Understanding Payment Revenue Streams
Commercial banks typically generate revenue through two primary channels: net-interest income and non-interest income. Payment revenues fall under the umbrella of non-interest income. These revenues primarily stem from interchange fees—charges levied by banks on each other for processing credit and debit card transactions.
The typical range of interchange fees for credit card transactions is 1.4% to 2.5%, with an average of 1.9%. The typical range of interchange fees for debit card transactions is .05% to .60%, with an average of .30%.
The Evolution of Payment Processing
A notable shift has occurred in the payment processing landscape with the advent of Original Equipment Manufacturer (OEM) wallets. When cardholders use their mobile phones to make purchases through these wallets, banks now share a substantial portion of their interchange fee income with phone manufacturers.
This has led to a significant impact on bank profits, as these shared revenues can constitute around 40% of the profits banks previously earned from card payment processing.
Why Banks Accepted Sharing Their Revenue
One might wonder why banks agreed to such a significant revenue-sharing arrangement. The answer lies in the evolving landscape of customer interaction and payment convenience.
As smartphones became mainstream, banks quickly adopted them as primary channels for customer engagement. They invested heavily in developing their own digital wallets, but these efforts often fell short in terms of providing a seamless, convenient payment experience. Issues such as accessibility, convenience and security concerns led consumers to favor phone manufacturers' wallets over those offered by banks.
Fifteen years ago, when Near-Field Communication technology was introduced, banks had the upper hand and refused to share payment revenues with mobile network operators. However, as smartphone manufacturers’ wallets gained traction and banks struggled to compete effectively, they had little choice but to agree to revenue sharing to retain their presence in customers' wallets.
The Biometric Card Revolution
Now, a new opportunity is emerging for banks to reclaim some of their lost revenues: biometric payment cards. The payment card industry has matured to the point where manufacturing biometric cards in large volumes is feasible.
Just five years ago, the production of biometric cards faced significant challenges, including limited technology, high costs and a small number of manufacturers. This created a chicken-and-egg dilemma for banks: without widespread availability and reliability of biometric cards, issuing them to customers was impractical.
Today, the situation is different. Advances in production technology have made it possible to produce biometric cards at scale and the costs are becoming more manageable. Banks now have the opportunity to offer biometric cards, which provide a payment experience comparable to that of OEM wallets. This shift could help banks recover lost revenue while maintaining a positive user experience.

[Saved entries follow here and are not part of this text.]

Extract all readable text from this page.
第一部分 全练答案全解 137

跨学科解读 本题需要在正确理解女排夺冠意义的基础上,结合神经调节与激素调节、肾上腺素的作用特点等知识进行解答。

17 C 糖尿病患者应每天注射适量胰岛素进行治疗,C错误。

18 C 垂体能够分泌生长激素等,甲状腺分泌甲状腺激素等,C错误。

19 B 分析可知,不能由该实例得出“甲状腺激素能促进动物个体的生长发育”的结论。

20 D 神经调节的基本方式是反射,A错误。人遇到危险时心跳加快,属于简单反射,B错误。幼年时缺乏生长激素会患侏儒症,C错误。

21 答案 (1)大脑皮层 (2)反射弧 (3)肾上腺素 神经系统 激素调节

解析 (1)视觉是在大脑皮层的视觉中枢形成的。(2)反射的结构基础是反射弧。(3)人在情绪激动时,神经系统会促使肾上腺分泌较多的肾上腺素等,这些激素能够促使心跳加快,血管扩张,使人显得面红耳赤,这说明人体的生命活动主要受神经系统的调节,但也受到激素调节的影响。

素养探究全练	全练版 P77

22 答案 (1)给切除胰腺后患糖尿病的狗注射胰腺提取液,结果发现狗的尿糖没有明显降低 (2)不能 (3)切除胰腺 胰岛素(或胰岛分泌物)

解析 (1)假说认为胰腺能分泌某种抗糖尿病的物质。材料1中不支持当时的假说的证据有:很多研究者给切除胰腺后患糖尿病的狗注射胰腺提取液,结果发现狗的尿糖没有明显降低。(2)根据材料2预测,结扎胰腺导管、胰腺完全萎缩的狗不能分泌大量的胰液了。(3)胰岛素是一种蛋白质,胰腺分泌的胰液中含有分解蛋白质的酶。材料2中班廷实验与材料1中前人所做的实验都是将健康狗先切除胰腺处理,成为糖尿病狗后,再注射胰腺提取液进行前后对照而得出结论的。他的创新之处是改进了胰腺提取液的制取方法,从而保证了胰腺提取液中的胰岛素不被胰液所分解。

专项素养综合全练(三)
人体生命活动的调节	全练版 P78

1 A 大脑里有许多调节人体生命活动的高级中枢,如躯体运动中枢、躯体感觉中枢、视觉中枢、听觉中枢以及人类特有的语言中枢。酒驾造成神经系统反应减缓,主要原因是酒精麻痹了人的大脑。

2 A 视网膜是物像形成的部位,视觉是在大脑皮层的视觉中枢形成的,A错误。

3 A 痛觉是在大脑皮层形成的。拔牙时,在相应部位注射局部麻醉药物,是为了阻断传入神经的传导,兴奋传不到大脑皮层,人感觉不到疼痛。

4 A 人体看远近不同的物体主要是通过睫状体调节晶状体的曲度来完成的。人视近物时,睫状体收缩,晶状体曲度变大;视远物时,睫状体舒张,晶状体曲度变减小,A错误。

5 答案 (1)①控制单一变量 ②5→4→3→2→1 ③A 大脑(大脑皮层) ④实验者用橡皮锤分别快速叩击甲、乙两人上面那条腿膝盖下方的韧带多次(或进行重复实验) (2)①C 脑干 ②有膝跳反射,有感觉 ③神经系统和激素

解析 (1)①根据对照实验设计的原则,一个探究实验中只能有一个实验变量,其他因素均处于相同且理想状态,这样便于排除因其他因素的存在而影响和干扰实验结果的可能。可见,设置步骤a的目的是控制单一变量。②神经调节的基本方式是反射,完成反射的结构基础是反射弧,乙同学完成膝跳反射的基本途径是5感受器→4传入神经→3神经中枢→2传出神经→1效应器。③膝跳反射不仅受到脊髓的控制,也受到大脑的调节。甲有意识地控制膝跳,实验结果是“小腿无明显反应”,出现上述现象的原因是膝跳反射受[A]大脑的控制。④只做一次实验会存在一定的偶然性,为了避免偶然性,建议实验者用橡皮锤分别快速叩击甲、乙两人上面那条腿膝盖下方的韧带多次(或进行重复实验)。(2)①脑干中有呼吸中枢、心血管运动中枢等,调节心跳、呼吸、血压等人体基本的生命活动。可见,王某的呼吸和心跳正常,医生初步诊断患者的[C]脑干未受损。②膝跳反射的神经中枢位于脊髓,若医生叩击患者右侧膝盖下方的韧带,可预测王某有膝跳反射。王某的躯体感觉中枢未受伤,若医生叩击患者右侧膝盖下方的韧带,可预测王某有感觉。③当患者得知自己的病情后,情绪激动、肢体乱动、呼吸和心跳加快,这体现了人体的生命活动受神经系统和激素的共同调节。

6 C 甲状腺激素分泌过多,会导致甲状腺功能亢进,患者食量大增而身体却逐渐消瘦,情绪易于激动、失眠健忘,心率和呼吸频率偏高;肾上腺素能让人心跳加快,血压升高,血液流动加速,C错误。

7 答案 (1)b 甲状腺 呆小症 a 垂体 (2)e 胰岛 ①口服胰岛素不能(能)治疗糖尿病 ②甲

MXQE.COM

The Strategic Advantage for Banks
For commercial banks, issuing biometric payment cards presents a strategic opportunity to enhance their competitive edge. By equipping their preferred client segments with these advanced cards, banks can potentially offset the revenue lost to OEM wallets. However, issuing biometric cards alone will not be enough.
Banks must ensure that the user experience of their biometric cards meets or exceeds that of existing mobile payment solutions. Those banks that successfully balance these factors will be well-positioned to negotiate better terms with OEM wallets and optimize their fee structures.
Looking Ahead: The Future of Biometric Payment Cards
As the business case for biometric cards continues to strengthen, it is anticipated that card manufacturers will begin producing them in even larger volumes. Advances in production technology will further democratize access to high-tech payment cards, making them more accessible to banks of all sizes. Card manufacturers will play a crucial role in demonstrating to banks that they have viable alternatives to relying solely on OEM wallets for payment processing.